尿素水
読み:にょうそすい

 クリーンディーゼルで使用する、尿素水溶液。尿素水溶液。
目次

概要
 クリーンディーゼルの「尿素SCRシステム」では、エンジンで発生する窒素酸化物を尿素水が分解されてできるアンモニアで還元する。
 このため、燃料の補充のほかに尿素水も随時補充が必要になる。
 消費量は走行状態により変化するが、走行約1,000kmごとに尿素水約1リットル減るとされ、高速道路走行など負荷が掛かる場合は消費が早くなる。
 従って、クリーンディーゼル以外のエンジン(ガソリンエンジン含む)、およびエンジン自体がない燃料電池車などでは尿素水は必要ない。

特徴

使途
 尿素SCRシステムでは、タンクに蓄えられた尿素水を高温の排気中に噴射する。尿素はアンモニア二酸化炭素に分解され、エンジンでの燃焼で生じた有害な窒素酸化物(NOx)はここで発生したアンモニアにより還元される。具体的にはアンモニア(NH3)により窒素酸化物に含まれる一酸化窒素(NO)と二酸化窒素(NO2)を無害な窒素(N)と(H2O)に還元する。
 このように反応に使うのはアンモニアだが、アンモニアは有害であること、そしてなにより可燃性であるためそのまま車に補充するのは危険であるし、扱いも面倒である。そこでアンモニアから人体に無害な尿素(尿素はおしっこにも含まれる物質、ゆえに尿素)を作って用いている。

製法
 市販品は「アドブルー」(AdBlue)という商品が一般的であるが、AdBlueはドイツ自動車工業会(VDA)の登録商標である。
 アドブルーは純水に高純度の工業用尿素を溶かしたもので、無色透明かつ無臭の液体である。

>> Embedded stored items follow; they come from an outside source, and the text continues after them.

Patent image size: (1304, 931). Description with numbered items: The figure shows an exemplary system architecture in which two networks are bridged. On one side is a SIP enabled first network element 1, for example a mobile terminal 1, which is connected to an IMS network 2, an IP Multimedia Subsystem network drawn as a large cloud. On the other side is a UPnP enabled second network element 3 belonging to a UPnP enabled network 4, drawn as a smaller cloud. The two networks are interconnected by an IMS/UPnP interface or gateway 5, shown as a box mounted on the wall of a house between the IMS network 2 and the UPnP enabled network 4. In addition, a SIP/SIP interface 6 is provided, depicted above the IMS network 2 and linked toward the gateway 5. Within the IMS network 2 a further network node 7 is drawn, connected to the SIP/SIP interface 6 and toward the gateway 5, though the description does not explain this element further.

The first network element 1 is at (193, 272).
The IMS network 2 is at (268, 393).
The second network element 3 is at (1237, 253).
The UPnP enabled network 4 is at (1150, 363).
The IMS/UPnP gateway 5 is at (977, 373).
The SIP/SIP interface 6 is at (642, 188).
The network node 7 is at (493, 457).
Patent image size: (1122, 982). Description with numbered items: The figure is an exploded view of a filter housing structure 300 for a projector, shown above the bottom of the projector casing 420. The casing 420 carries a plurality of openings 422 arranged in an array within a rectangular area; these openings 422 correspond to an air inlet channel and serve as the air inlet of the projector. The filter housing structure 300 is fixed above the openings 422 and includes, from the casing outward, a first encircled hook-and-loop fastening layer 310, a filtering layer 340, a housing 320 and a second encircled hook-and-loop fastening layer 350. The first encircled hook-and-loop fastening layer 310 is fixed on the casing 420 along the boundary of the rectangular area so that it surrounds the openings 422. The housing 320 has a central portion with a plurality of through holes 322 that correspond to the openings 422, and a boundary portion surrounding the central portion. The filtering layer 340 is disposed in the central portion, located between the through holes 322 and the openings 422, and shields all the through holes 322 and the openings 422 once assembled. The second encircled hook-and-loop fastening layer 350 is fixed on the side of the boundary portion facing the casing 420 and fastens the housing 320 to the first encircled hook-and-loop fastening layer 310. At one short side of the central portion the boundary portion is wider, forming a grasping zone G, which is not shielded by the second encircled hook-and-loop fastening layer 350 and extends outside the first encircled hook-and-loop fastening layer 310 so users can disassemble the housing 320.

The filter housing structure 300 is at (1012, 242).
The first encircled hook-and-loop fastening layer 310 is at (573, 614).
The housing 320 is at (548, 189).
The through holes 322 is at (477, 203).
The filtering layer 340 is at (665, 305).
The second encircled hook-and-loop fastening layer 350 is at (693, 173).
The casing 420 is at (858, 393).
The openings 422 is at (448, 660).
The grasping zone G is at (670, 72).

公式の比率は、尿素32.5%、純水67.5%とされている。
 品質を問わなければ肥料用で市販されている尿素を同等の比率になるように水に溶かして攪拌し、フィルターで濾せば、その人件費を無視すれば格安で低品質な尿素水を作ること自体は可能である。
 ちなみに、尿素を含む排泄物として尿(おしっこ)があるが、尿中に含まれる尿素は2%程度であり濃度が低く、また不純物も多いので、これを代わりに使うことはできない。

切れた場合
 尿素水が切れてもエンジンが故障したり、急にエンジンが止まったりことはない。
 但し、一旦エンジンを切るとエンジンの再起動ができなくなる。
 事故を防ぐために、オイル交換のさいに尿素水の補充も欠かさずすることが望ましい。